Policy uncertainty in the U.S. is “approaching that of 2011, when we had the fiscal crisis.”

If the government shutdown isn’t resolved by April, “by that time, if we’ve not seen greater clarity on trade tensions between U.S. and China, and the government shutdown, I think the weakness has the risk of spilling more significantly into the financial markets and the economy. But until that time, that’s not our call."

Protest vs. Vanguard

A tight labor market, indeed. Outside the Bellevue Hotel, Philadelphia sheet-metal workers had time to protest against Vanguard’s use of contractors including Worth Inc. on a new construction project at Vanguard’s Malvern corporate campus. The union’s retirement fund is invested with Vanguard.

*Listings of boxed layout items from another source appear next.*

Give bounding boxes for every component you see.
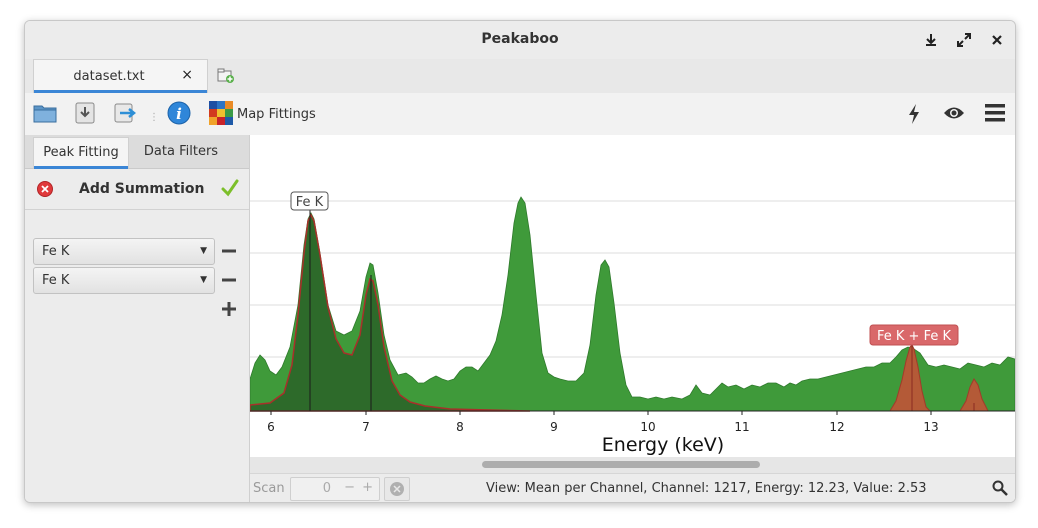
element-select-2[interactable]: Fe K ▼ [33,267,215,294]
left-panel: Peak Fitting Data Filters Add Summation … [25,135,250,502]
app-window: Peakaboo dataset.txt × ⋮ i Map Fittings … [24,20,1016,503]
summation-annotation-label: Fe K + Fe K [877,329,951,344]
lightning-icon[interactable] [907,103,921,129]
x-tick-label: 6 [267,420,275,434]
scrollbar-thumb[interactable] [482,461,760,468]
window-title: Peakaboo [481,31,559,47]
title-bar: Peakaboo [25,21,1015,60]
tab-close-button[interactable]: × [181,67,193,83]
remove-entry-button[interactable] [221,272,237,288]
element-select-value: Fe K [42,273,70,288]
remove-entry-button[interactable] [221,243,237,259]
x-tick-label: 8 [456,420,464,434]
status-info: View: Mean per Channel, Channel: 1217, E… [486,481,927,496]
x-tick-label: 10 [640,420,655,434]
scan-value: 0 [322,481,331,496]
x-tick-label: 11 [734,420,749,434]
fe-k-annotation-label: Fe K [296,195,324,210]
svg-text:i: i [176,105,182,123]
add-entry-button[interactable] [221,301,237,317]
x-tick-label: 12 [829,420,844,434]
fullscreen-icon[interactable] [954,30,974,50]
map-icon[interactable] [209,101,233,129]
open-folder-icon[interactable] [33,102,57,128]
export-icon[interactable] [114,102,138,128]
search-icon[interactable] [992,480,1008,500]
tab-data-filters[interactable]: Data Filters [129,137,233,167]
stop-icon [390,482,404,496]
spectrum-chart: Fe K Fe K + Fe K 6 7 8 9 10 11 12 13 Ene… [249,191,1015,456]
chevron-down-icon: ▼ [200,275,207,285]
tab-peak-fitting-label: Peak Fitting [43,145,119,160]
left-panel-tabs: Peak Fitting Data Filters [25,135,249,169]
scan-stepper[interactable]: 0 − + [290,477,380,501]
toolbar-separator: ⋮ [149,112,159,123]
element-select-value: Fe K [42,244,70,259]
menu-icon[interactable] [985,104,1005,126]
x-tick-label: 9 [550,420,558,434]
main-toolbar: ⋮ i Map Fittings [25,93,1015,136]
tab-peak-fitting[interactable]: Peak Fitting [33,137,129,169]
close-icon[interactable] [987,30,1007,50]
eye-icon[interactable] [943,105,965,125]
download-icon[interactable] [921,30,941,50]
summation-header: Add Summation [25,169,249,210]
tab-data-filters-label: Data Filters [143,144,219,159]
tab-label: dataset.txt [73,69,145,84]
scan-label: Scan [253,481,285,496]
map-fittings-button[interactable]: Map Fittings [237,107,316,122]
element-select-1[interactable]: Fe K ▼ [33,238,215,265]
info-icon[interactable]: i [167,101,191,129]
x-axis-ticks: 6 7 8 9 10 11 12 13 [267,411,939,434]
document-tab-bar: dataset.txt × [25,59,1015,94]
summation-title: Add Summation [79,181,205,197]
new-tab-icon[interactable] [217,68,235,84]
x-axis-title: Energy (keV) [602,434,724,456]
confirm-check-icon[interactable] [221,179,239,201]
save-icon[interactable] [75,102,95,128]
tab-dataset[interactable]: dataset.txt × [33,59,208,93]
fe-k-annotation[interactable]: Fe K [290,191,329,211]
cancel-icon[interactable] [37,181,53,201]
x-tick-label: 13 [923,420,938,434]
plot-horizontal-scrollbar[interactable] [250,457,1015,473]
x-tick-label: 7 [362,420,370,434]
spectrum-plot[interactable]: Fe K Fe K + Fe K 6 7 8 9 10 11 12 13 Ene… [249,135,1015,502]
chevron-down-icon: ▼ [200,246,207,256]
scan-stop-button[interactable] [384,477,410,501]
scan-increment-button[interactable]: + [362,480,373,495]
status-bar: Scan 0 − + View: Mean per Channel, Chann… [250,473,1015,502]
summation-annotation[interactable]: Fe K + Fe K [869,324,959,346]
scan-decrement-button[interactable]: − [344,480,355,495]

“This is a slap in the face to all the men and women that earn a living wage, invest their pay ... into a retirement plan” with Vanguard, according to a flier the workers handed out on the street. About a dozen union members stood outside the hotel where Davis was speaking with signs reading “Shame on Vanguard."

Vanguard is constructing an addition of roughly 300,00 square feet, according to the Sheet Metal Workers Local 19 members. They also set up a larger-than-life inflatable “Fat Cat” mascot outside the hotel, which they used at a prior protest outside Holtec in Camden.